Bengkulu, Beritamerdekaonline.com – Anggota Dewan Perwakilan Rakyat Daerah (DPRD) Provinsi Bengkulu, Usin Abdisyah Putra Sembiring, S.H., menggelar kegiatan reses yang dipusatkan di Kantor DPD Partai Hanura Provinsi Bengkulu, Jumat (4/7). Dalam kegiatan tersebut, berbagai persoalan mendasar seperti ekonomi rumah tangga dan pendidikan kembali mencuat sebagai keluhan utama masyarakat.

Reses yang berlangsung dengan suasana hangat dan penuh keterbukaan ini menjadi momentum penting bagi warga, khususnya kalangan emak-emak, untuk menyampaikan langsung berbagai permasalahan yang dihadapi sehari-hari. Mulai dari sulitnya akses layanan BPJS Kesehatan, mahalnya biaya pendidikan menjelang tahun ajaran baru, hingga keluhan terkait beban pajak daerah yang dinilai semakin berat.
“Saya datang ke sini bukan hanya untuk berbicara, tapi untuk mendengarkan langsung suara masyarakat. Dan hari ini, suara-suara dari para ibu rumah tangga sangat kuat menggambarkan kenyataan di lapangan,” ujar Usin yang juga menjabat sebagai Ketua Komisi IV DPRD Provinsi Bengkulu.
Menurut Usin, para ibu yang hadir dalam reses mewakili banyak kepentingan keluarga. Mereka menyoroti mahalnya perlengkapan sekolah anak-anak, pelayanan BPJS yang masih rumit dan tidak merata, serta kondisi ekonomi pascapandemi yang belum pulih. Tak sedikit pula yang mengeluhkan kurangnya dukungan terhadap pelaku UMKM kecil di lingkungan mereka.
“Keluhan soal ekonomi sangat mendominasi. Ini menunjukkan bahwa masyarakat kita masih perlu sentuhan langsung dari kebijakan yang benar-benar berpihak pada kebutuhan riil mereka. Saya sudah mencatat semuanya dan akan memperjuangkannya dalam rapat-rapat di DPRD,” ungkap politisi Partai Hanura yang dikenal vokal menyuarakan kepentingan rakyat.

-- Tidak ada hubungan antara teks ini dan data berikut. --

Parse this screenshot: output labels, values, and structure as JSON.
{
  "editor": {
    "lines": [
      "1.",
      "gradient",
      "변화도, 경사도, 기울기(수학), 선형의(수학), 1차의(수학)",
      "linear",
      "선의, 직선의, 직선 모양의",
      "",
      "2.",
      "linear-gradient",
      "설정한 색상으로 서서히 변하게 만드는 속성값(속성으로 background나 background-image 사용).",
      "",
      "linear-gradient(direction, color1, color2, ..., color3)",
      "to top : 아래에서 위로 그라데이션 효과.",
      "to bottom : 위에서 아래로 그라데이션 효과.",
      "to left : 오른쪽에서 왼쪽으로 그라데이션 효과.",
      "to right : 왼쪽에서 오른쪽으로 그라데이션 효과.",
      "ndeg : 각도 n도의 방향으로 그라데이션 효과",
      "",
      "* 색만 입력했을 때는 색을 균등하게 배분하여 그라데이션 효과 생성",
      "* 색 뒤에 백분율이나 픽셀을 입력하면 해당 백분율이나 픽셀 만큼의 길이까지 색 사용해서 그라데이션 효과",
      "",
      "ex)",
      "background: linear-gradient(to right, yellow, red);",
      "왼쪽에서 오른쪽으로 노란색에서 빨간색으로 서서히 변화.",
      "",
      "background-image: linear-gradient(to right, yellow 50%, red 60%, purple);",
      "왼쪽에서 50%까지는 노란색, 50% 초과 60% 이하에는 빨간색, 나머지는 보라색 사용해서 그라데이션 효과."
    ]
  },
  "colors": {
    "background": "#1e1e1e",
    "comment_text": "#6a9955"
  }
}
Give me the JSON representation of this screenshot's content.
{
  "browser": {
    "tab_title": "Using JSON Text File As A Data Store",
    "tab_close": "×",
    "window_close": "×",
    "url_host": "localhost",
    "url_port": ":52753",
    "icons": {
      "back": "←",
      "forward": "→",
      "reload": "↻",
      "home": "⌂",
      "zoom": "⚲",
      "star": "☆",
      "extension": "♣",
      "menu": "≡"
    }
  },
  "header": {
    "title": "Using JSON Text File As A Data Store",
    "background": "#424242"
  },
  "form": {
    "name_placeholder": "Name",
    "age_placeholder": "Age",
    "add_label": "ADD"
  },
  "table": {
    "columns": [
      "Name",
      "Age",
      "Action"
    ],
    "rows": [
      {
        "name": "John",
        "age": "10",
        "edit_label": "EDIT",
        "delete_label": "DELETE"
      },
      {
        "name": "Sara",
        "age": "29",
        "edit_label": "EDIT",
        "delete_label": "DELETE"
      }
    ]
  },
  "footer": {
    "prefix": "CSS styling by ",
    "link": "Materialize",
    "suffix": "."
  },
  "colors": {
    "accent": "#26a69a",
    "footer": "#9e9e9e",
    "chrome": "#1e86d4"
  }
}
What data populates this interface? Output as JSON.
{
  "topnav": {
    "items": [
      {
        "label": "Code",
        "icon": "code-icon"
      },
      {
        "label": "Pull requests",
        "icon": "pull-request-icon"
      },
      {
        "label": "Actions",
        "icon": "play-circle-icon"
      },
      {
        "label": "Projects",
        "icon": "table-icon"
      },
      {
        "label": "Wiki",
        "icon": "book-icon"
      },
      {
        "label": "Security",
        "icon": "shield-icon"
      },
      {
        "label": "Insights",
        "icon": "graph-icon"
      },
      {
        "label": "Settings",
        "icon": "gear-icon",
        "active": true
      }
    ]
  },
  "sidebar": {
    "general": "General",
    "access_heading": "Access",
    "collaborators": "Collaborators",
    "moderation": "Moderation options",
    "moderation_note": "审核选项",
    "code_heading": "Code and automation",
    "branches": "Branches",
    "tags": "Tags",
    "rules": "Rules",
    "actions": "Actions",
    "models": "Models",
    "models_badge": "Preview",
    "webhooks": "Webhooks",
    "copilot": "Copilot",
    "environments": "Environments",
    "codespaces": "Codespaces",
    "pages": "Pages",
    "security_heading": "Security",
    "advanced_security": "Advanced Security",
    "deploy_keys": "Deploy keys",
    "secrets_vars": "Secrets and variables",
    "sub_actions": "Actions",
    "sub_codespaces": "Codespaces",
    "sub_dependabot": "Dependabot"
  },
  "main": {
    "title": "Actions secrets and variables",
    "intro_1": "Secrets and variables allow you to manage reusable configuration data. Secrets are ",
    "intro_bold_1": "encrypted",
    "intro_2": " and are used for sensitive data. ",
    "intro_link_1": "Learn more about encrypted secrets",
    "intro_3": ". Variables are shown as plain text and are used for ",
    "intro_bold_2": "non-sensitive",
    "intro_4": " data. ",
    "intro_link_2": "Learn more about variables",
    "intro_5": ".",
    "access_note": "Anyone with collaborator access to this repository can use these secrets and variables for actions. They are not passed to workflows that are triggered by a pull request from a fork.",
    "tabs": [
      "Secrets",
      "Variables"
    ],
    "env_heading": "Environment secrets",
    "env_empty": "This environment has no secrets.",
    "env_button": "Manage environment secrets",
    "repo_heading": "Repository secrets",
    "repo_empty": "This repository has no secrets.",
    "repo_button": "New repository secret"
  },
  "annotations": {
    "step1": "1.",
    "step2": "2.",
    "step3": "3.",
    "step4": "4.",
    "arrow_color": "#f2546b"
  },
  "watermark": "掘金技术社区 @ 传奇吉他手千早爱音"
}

Usin menegaskan bahwa reses bukanlah sekadar kewajiban formal, tetapi menjadi jembatan antara rakyat dan pengambil kebijakan. Ia berkomitmen membawa seluruh aspirasi yang diterima ke meja legislatif untuk diperjuangkan secara nyata.
“Reses ini harus ditindaklanjuti. Tidak boleh berhenti di sini. Aspirasi masyarakat harus menjadi dasar dalam mengambil keputusan,” tegasnya.
Kegiatan reses ditutup dengan sesi diskusi interaktif serta penyerahan aspirasi tertulis dari warga kepada Usin. Para peserta, khususnya para emak-emak, menyampaikan rasa terima kasih atas kehadiran wakil mereka yang bersedia turun langsung ke lapangan tanpa sekat. Mereka berharap kegiatan seperti ini terus dilakukan dan menjangkau lebih banyak kelompok masyarakat demi lahirnya kebijakan yang tepat sasaran.